Wednesday, April 21, 2010

April 21, 2010 – Matthew 24:45-25:30

I have always wondered about the parable of the 10 virgins and the end times.  What does it mean as a religion to run out of oil.  A better question is what extra oil do we have to sustain us when we run out.  Some early Christians thought the end was going to be in their lifetime.  I am sure throughout the 2,000 years since many have thought so and we know today many think so.  If it is near, and I don’t think it is, when would the oil have run out.  I guess from a purely Catholic point of view you could look to the Protestant Reformation as a point when our original oil source ran out.  The Church was in a corruptive state and many violations were taking place.  A group broke off, then another and so on.  I imagine if I were in their shoes I would argue that they found a new source of oil in the teaching of Luther and others and the Catholic Church is sitting in the dark because they used up the original oil.  I would argue that the Orthodoxy of the Catholic Church and those that kept to the traditions and the sacraments found a renewed source of oil by relying on the grace in those sacraments and the traditions based on the many centuries of teaching. 

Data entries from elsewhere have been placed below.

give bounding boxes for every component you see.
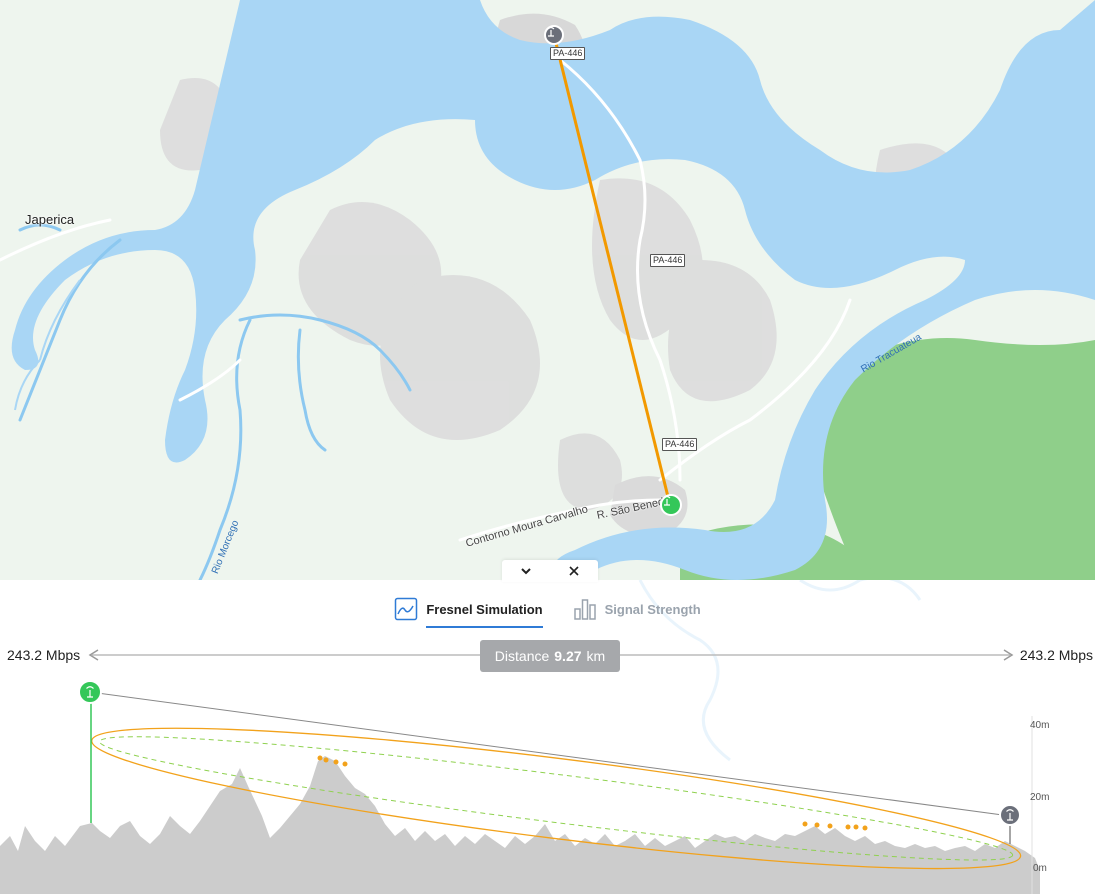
y-axis-label: 0m — [1033, 863, 1047, 874]
road-shield: PA-446 — [650, 254, 686, 267]
y-axis-label: 20m — [1030, 792, 1049, 803]
road-shield: PA-446 — [662, 438, 698, 451]
access-point-antenna-icon[interactable] — [999, 804, 1021, 826]
road-shield: PA-446 — [550, 47, 586, 60]
tab-label: Signal Strength — [604, 601, 701, 617]
terrain-profile — [0, 756, 1040, 894]
tab-signal-strength[interactable]: Signal Strength — [573, 590, 701, 628]
tab-fresnel-simulation[interactable]: Fresnel Simulation — [394, 590, 543, 628]
bar-chart-icon — [573, 597, 597, 621]
y-axis-label: 40m — [1030, 720, 1049, 731]
close-icon[interactable] — [562, 561, 586, 581]
antenna-icon — [547, 27, 555, 37]
distance-badge: Distance 9.27 km — [480, 640, 620, 672]
fresnel-profile: 40m 20m 0m — [0, 680, 1049, 894]
distance-unit: km — [586, 648, 606, 664]
map-canvas — [0, 0, 1095, 580]
map-view[interactable]: Japerica PA-446 PA-446 PA-446 Contorno M… — [0, 0, 1095, 580]
place-label: Japerica — [25, 212, 75, 227]
access-point-marker[interactable] — [544, 25, 564, 45]
antenna-icon — [663, 496, 671, 506]
chevron-down-icon[interactable] — [514, 561, 538, 581]
station-marker[interactable] — [660, 494, 682, 516]
link-analysis-panel: Fresnel Simulation Signal Strength 243.2… — [0, 580, 1095, 894]
panel-controls — [502, 560, 598, 582]
obstruction-points — [317, 755, 868, 831]
station-antenna-icon[interactable] — [78, 680, 102, 704]
fresnel-chart-icon — [394, 597, 418, 621]
distance-value: 9.27 — [554, 648, 582, 664]
distance-label: Distance — [494, 648, 550, 664]
tab-bar: Fresnel Simulation Signal Strength — [0, 590, 1095, 628]
link-summary: 243.2 Mbps Distance 9.27 km 243.2 Mbps — [0, 640, 1095, 672]
right-throughput: 243.2 Mbps — [1019, 647, 1093, 663]
tab-label: Fresnel Simulation — [426, 601, 543, 617]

If that makes any sense.  Or we could be looking at a time know when we are running low on oil.  Not just the Catholic Church, but all religion in general.  The world is trying to remove the sense of religion and replace it with a rational science that makes everything and object and gives nothing value.  We need to find our oil again.  We need to get back to the basics of our faith.  We need to dive back and cling to the sacraments and the graces they give us.  We see the darkness that the world is walking around in.  They have run out of oil.  The Church and the Sacraments are there to give us eternal oil.  Jesus promised He would never leave us and His presence in those Sacraments fulfills that promise.  But the further we move from them, the darker it gets.  Let us not be caught in the dark when our bridegroom comes.